The former dictator took power in March after defeating then President Goodluck Jonathan.
Under Jonathan’s administration, U.S. relations with Nigeria plummeted, with officials raising concerns about the government’s ability to fight Boko Haram, particularly after the kidnapping of some 200 Nigerian schoolgirls.
Bronwyn Bruton, an analyst at the Atlantic Council’s Africa Center, said the new administration in Nigeria will help in the fight against Boko Haram.
“With the Goodluck Jonathan administration, I think that for many, many years the Boko Haram threat was allowed to fester and actually has been made considerably worse by the fact that the Nigerian military has been so brutal in its response to its insurgency,” Bruton said.
Buhari came to office promising change, and within days replaced the heads of Nigeria’s army, navy and air force.
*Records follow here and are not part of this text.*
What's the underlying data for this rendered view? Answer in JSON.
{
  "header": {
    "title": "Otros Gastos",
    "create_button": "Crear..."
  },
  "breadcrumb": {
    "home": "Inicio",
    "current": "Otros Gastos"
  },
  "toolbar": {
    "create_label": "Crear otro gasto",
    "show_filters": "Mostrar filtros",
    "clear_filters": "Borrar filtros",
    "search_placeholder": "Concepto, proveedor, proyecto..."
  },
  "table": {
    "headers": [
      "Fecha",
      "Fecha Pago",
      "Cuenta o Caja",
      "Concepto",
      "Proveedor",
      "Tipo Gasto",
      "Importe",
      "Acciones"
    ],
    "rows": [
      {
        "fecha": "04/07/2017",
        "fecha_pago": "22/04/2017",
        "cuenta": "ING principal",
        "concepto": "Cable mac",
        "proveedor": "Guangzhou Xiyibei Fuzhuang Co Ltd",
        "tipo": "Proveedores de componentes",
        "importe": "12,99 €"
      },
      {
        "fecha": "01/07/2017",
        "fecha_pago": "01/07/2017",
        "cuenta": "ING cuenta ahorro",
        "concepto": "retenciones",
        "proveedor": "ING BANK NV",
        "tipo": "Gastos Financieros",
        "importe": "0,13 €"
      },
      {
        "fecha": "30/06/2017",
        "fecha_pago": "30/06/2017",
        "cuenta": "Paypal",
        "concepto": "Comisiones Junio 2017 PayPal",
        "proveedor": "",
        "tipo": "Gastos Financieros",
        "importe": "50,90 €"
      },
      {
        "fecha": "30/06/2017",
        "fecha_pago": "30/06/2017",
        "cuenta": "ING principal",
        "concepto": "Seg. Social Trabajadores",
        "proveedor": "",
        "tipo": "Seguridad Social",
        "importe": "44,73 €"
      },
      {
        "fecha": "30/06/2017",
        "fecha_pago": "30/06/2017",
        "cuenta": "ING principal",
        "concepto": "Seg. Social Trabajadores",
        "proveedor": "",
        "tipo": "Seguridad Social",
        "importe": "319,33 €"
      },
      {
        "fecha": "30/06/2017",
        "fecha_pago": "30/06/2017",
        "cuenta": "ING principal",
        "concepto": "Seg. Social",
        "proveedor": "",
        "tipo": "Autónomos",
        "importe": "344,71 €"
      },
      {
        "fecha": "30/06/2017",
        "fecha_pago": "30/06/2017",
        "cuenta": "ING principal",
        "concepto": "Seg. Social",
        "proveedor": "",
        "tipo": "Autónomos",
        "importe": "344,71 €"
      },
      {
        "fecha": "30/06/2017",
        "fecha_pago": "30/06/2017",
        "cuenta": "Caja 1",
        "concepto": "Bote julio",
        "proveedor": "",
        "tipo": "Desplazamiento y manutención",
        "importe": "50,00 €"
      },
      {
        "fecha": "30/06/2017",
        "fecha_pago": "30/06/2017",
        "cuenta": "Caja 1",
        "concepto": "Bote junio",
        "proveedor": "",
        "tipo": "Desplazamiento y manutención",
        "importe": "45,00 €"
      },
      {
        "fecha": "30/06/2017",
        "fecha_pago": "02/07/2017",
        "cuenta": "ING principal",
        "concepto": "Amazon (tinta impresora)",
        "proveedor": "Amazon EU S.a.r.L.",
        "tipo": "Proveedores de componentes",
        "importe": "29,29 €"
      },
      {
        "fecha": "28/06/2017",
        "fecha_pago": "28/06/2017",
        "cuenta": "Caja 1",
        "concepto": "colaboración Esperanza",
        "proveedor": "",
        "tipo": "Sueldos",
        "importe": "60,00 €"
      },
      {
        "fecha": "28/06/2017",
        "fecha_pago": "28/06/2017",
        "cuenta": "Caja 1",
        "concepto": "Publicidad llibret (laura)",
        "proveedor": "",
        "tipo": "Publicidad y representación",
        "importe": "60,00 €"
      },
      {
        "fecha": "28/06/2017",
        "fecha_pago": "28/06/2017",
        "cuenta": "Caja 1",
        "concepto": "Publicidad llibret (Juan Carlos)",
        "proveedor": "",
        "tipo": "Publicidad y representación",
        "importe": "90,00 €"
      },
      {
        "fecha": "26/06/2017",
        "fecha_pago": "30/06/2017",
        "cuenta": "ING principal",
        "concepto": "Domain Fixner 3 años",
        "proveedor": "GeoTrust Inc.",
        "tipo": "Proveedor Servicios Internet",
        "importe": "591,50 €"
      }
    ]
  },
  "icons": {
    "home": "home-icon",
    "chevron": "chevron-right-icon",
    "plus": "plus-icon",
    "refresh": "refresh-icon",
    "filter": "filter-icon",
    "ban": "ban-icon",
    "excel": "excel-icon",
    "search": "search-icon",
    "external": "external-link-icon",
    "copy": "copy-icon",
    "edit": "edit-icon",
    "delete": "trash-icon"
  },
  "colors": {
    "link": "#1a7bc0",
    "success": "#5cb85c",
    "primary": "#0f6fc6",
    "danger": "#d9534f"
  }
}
In an op-ed published Monday in the Washington Post, the Nigerian leader pledged to take the fight directly to Boko Haram while “instilling good governance and tackling the scourge of corruption.”
“President Buhari comes into office with a reputation for integrity and a very clear agenda and that is to make sure that he is bringing safety and security and peace to his country,” Obama said.
Obama said Buhari has a “very clear agenda” to fight both Boko Haram and corruption and pledged U.S. cooperation on both fronts.
During Monday’s briefing, White House spokesman Josh Earnest said the leaders discussed Boko Haram and noted the U.S. commitment to working with Nigeria to help counter “disruptive terrorist activities.”
But Earnest said such cooperation includes the requirement the Nigerian government improve its human rights record.
“To make sure that even as they are carrying out counterterrorism raids and other security operations, that they are mindful of the basic human rights of their people," Earnest said. "And that was certainly an important part of the conversation that the president had today.”
Improving human rights, ushering in democratic reforms, and boosting Nigeria’s economy will likely come up again as Buhari continues his four-day Washington visit, that includes meetings with members of Congress, the Cabinet, and the World Bank. He will hold a town hall with Nigerians on Tuesday.